I realised as I was bagging my marathon goal, that there were other goals that were more important. I now know I can complete a marathon. I’d just rather spend my time doing other things.

Oxime/ID: 8508854/@123RF
Source: Oxime/ID: 8508854/@123RF

Goal achievement is always a trade-off. Achieving one goal – such as running 26.2 miles – means you can’t achieve other goals – such as a Sunday morning lie-in and breakfast with the family. And on the flip-side, savouring your achievement of the Sunday morning lie-in means you miss catching the early morning waves or getting home from your run before the sun gets too hot.

Paradoxically, while goal-achieving involves trade-offs, it is, at the same time, a coordinated symphony in which more complex goals recruit simpler goals to enable them to materialise their effects. In fact, there is a hierarchical order to things so that the accomplishment of some goals is a prerequisite to grasping other goals. Achieving any particular goal you devise requires that other goals are also bagged. To get out on that run means I have to achieve goals of waking up on time, getting my clothes ready, putting my shoes on, being sufficiently hydrated, and so on.

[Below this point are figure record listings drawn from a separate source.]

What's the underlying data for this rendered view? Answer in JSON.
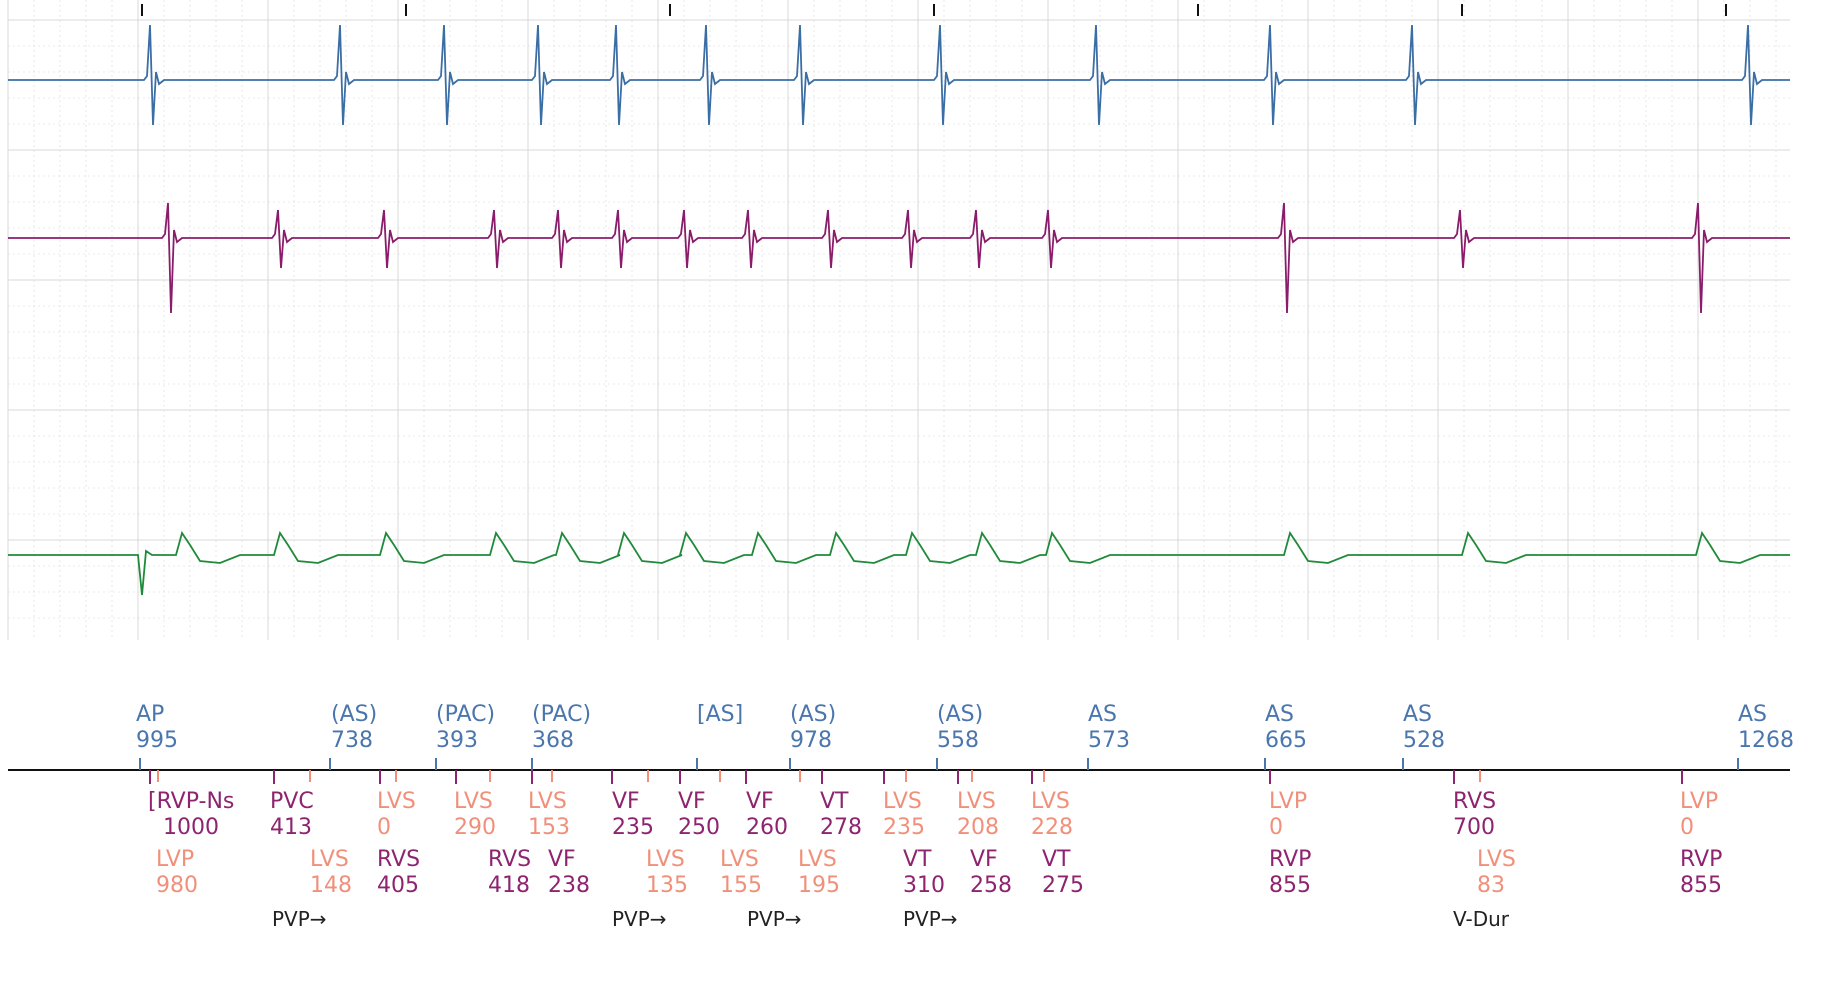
{
  "colors": {
    "atrial_channel": "#3a6ea5",
    "rv_channel": "#8a1d6b",
    "lv_channel": "#1f8a3a",
    "atrial_marker": "#4a76ad",
    "rv_marker": "#8e2470",
    "lv_marker": "#f0907a",
    "grid": "#d8d8d8",
    "timeline": "#111111",
    "note": "#222222"
  },
  "atrial_markers": [
    {
      "code": "AP",
      "value": "995"
    },
    {
      "code": "(AS)",
      "value": "738"
    },
    {
      "code": "(PAC)",
      "value": "393"
    },
    {
      "code": "(PAC)",
      "value": "368"
    },
    {
      "code": "[AS]",
      "value": ""
    },
    {
      "code": "(AS)",
      "value": "978"
    },
    {
      "code": "(AS)",
      "value": "558"
    },
    {
      "code": "AS",
      "value": "573"
    },
    {
      "code": "AS",
      "value": "665"
    },
    {
      "code": "AS",
      "value": "528"
    },
    {
      "code": "AS",
      "value": "1268"
    }
  ],
  "ventricular_markers_row1": [
    {
      "code": "[RVP-Ns",
      "value": "1000",
      "color": "rv"
    },
    {
      "code": "PVC",
      "value": "413",
      "color": "rv"
    },
    {
      "code": "LVS",
      "value": "0",
      "color": "lv"
    },
    {
      "code": "LVS",
      "value": "290",
      "color": "lv"
    },
    {
      "code": "LVS",
      "value": "153",
      "color": "lv"
    },
    {
      "code": "VF",
      "value": "235",
      "color": "rv"
    },
    {
      "code": "VF",
      "value": "250",
      "color": "rv"
    },
    {
      "code": "VF",
      "value": "260",
      "color": "rv"
    },
    {
      "code": "VT",
      "value": "278",
      "color": "rv"
    },
    {
      "code": "LVS",
      "value": "235",
      "color": "lv"
    },
    {
      "code": "LVS",
      "value": "208",
      "color": "lv"
    },
    {
      "code": "LVS",
      "value": "228",
      "color": "lv"
    },
    {
      "code": "LVP",
      "value": "0",
      "color": "lv"
    },
    {
      "code": "RVS",
      "value": "700",
      "color": "rv"
    },
    {
      "code": "LVP",
      "value": "0",
      "color": "lv"
    }
  ],
  "ventricular_markers_row2": [
    {
      "code": "LVP",
      "value": "980",
      "color": "lv"
    },
    {
      "code": "LVS",
      "value": "148",
      "color": "lv"
    },
    {
      "code": "RVS",
      "value": "405",
      "color": "rv"
    },
    {
      "code": "RVS",
      "value": "418",
      "color": "rv"
    },
    {
      "code": "VF",
      "value": "238",
      "color": "rv"
    },
    {
      "code": "LVS",
      "value": "135",
      "color": "lv"
    },
    {
      "code": "LVS",
      "value": "155",
      "color": "lv"
    },
    {
      "code": "LVS",
      "value": "195",
      "color": "lv"
    },
    {
      "code": "VT",
      "value": "310",
      "color": "rv"
    },
    {
      "code": "VF",
      "value": "258",
      "color": "rv"
    },
    {
      "code": "VT",
      "value": "275",
      "color": "rv"
    },
    {
      "code": "RVP",
      "value": "855",
      "color": "rv"
    },
    {
      "code": "LVS",
      "value": "83",
      "color": "lv"
    },
    {
      "code": "RVP",
      "value": "855",
      "color": "rv"
    }
  ],
  "notes": [
    {
      "text": "PVP→"
    },
    {
      "text": "PVP→"
    },
    {
      "text": "PVP→"
    },
    {
      "text": "PVP→"
    },
    {
      "text": "V-Dur"
    }
  ]
}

Do you have some goals you set for yourself yet fail to achieve? Perhaps you’ve taken out a gym membership but, after a few sweaty weeks, you’re finding it harder and harder to make the time to get there. Or maybe there’s a habit you want to change that seems particularly reluctant to vanish. You say you’d love to learn another language but, somehow, you just never get to the classes.

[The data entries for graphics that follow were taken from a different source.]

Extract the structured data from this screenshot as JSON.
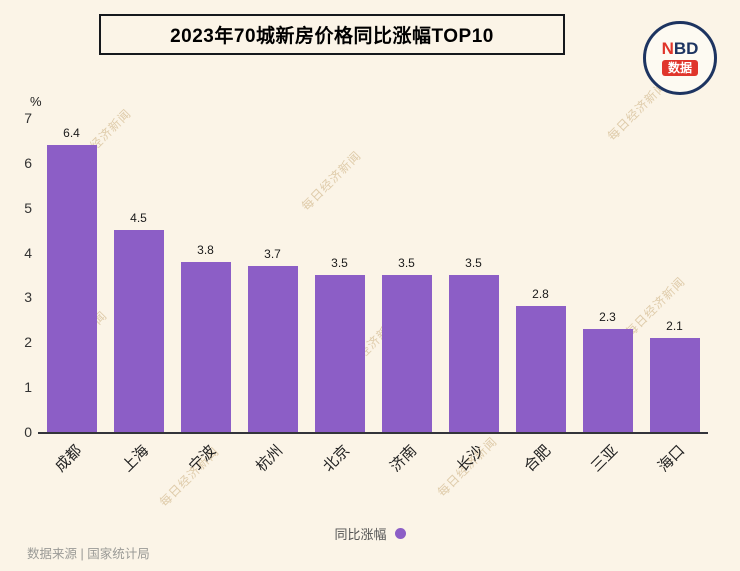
{
  "title": "2023年70城新房价格同比涨幅TOP10",
  "logo": {
    "n": "N",
    "bd": "BD",
    "badge": "数据"
  },
  "watermark": "每日经济新闻",
  "legend": {
    "label": "同比涨幅"
  },
  "footer": {
    "source": "数据来源 | 国家统计局"
  },
  "colors": {
    "background": "#fbf4e7",
    "bar": "#8c5ec6",
    "accent_red": "#e0352b",
    "navy": "#1d3461"
  },
  "chart_data": {
    "type": "bar",
    "title": "2023年70城新房价格同比涨幅TOP10",
    "categories": [
      "成都",
      "上海",
      "宁波",
      "杭州",
      "北京",
      "济南",
      "长沙",
      "合肥",
      "三亚",
      "海口"
    ],
    "values": [
      6.4,
      4.5,
      3.8,
      3.7,
      3.5,
      3.5,
      3.5,
      2.8,
      2.3,
      2.1
    ],
    "xlabel": "",
    "ylabel": "%",
    "ylim": [
      0,
      7
    ],
    "yticks": [
      0,
      1,
      2,
      3,
      4,
      5,
      6,
      7
    ],
    "grid": false,
    "legend_position": "bottom",
    "series_name": "同比涨幅"
  }
}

Failing to achieve a goal often just means another goal is being satisfied instead. We can’t help but make and achieve goals. That’s how we’re designed. Disasters and disease can certainly interfere with things but, for the most part, the business of living is a ceaseless round of creating and maintaining goal states. Some of these we achieve with very little effort. Body temperature is a goal state that seldom needs extra attention. Others require a great deal of concentrated and sustained focus. Balancing the budget so that monthly expenses don’t exceed the available income can be a constant chore.

Whenever you’re frustrated or despondent about the goal you let slip, it could be illuminating – and even fun – to reflect on what goal you did achieve. Did skipping sessions at the gym mean that you got to spend more time with your friends? When you broke your latest diet did that mean you could re-experience those tastes and feelings you’d been missing? Can you still recall how amazing it was to caress your senses again in that way?

Discovering and finding out about the goals you are achieving when it seems like you’ve flunked out again, on the goal at the front of your mind, can tell you a lot about yourself and the things that are important to you. Sometimes, it’s almost as though things are important even when we don’t want them to be. Focussing on those things, in particular, can be profoundly instructive.

Ralph Waldo Emerson is reported to have said: Your actions speak so loudly, I can not hear what you are saying.

Pay attention to your behaviour. What do you find yourself doing day after day? That will give you some clues about the goals that are really leading the way and shaping your life even if you don’t want to admit that they are.

Becoming more familiar with the goals that define and describe you will put you in a commanding position to revise any goals that need tweaking. It might even help you become more familiar with the you you find out about and let you enjoy the life you are creating.